Writing an opera - Five creative types who have written a opera
- The List
- 21 October 2011
Stewart Lee, Damon Albarn, Armando Iannucci, Paul McCartney, Janice Galloway
David Shrigley is just the latest in a long line of creative types to take a detour into the opera world
The ‘comedian’s comedian’ took some time out a decade back to dash off Jerry Springer: The Opera, a paean to the trashy US talk show host and his disciples. The show’s eye-wateringly profane libretto, depictions of Biblical figures, including God, Jesus and the Virgin Mary, and dancing Ku Klux Klan members provoked a record 55,000 complaints when it was shown on the BBC.
The Blur frontman is fast becoming an old hand at the opera game, having collaborated on two large-scale works for the Manchester International Festival. Monkey: Journey to the West, staged in 2007, was an adaptation of a 16th century Chinese novel by Albarn’s band Gorillaz and Chinese director Chen Shi-zheng, while 2011’s Doctor Dee was inspired by comic book artist Alan Moore and based around the life of John Dee, physician to Elizabeth I.
Having conquered the worlds of radio and television satire The Thick of It creator Iannucci teamed up with composer David Sawer and Opera North to create an opera about cosmetic surgery, playfully entitled Skin Deep.

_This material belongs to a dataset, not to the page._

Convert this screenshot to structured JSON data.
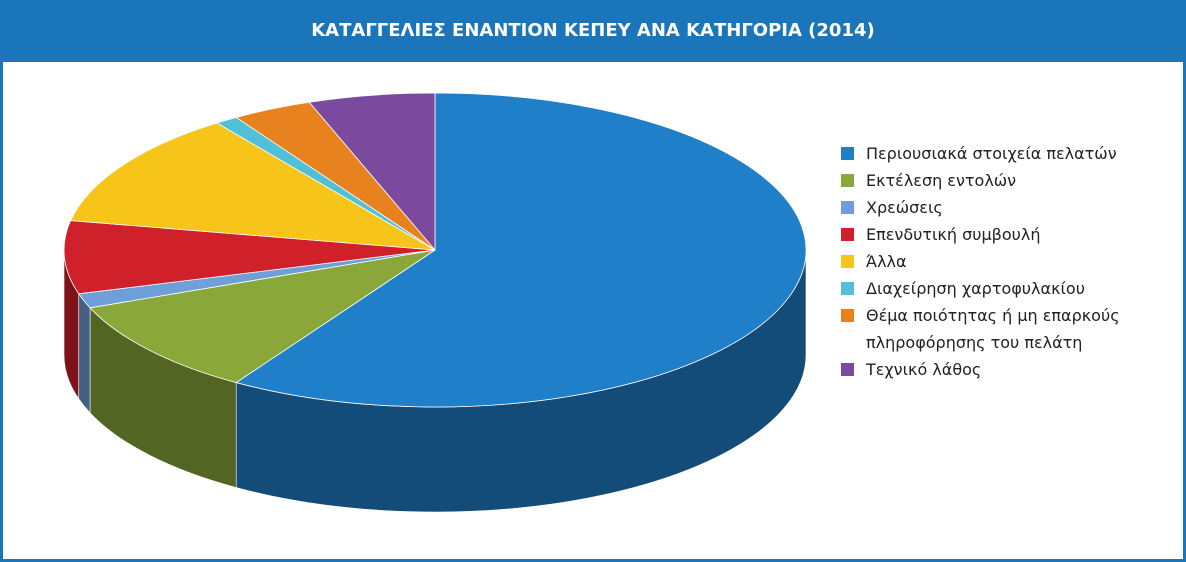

Panned by the critics Iannucci’s efforts at least deserve some kudos for including a ballet of transplant organs called ‘The Dance of the Seven Bandages’.
Currently riding a wave of derision for his hook-up with New York City Ballet, Macca’s first high-profile foray into the classical oeuvre was the Liverpool Oratoria, the story of a working class Scouse family, which featured performances from superstars Kiri Te Kanawa and Willard White. While the album topped the classical charts around the world reviews were mixed, the New York Times describing the collaboration with composer Carl Davis as ‘a musically primitive assemblage of material, gussied up through some clever scoring’. Ouch!
The Saltcoats-born author of The Trick Is to Keep Breathing and Clara went back to her roots as a classically-trained musician to collaborate with acclaimed contemporary composer Sally Beamish on the libretto for the 2002 opera Monster, a speculative imagining of the events leading up to the creation of Frankenstein by Mary Shelley.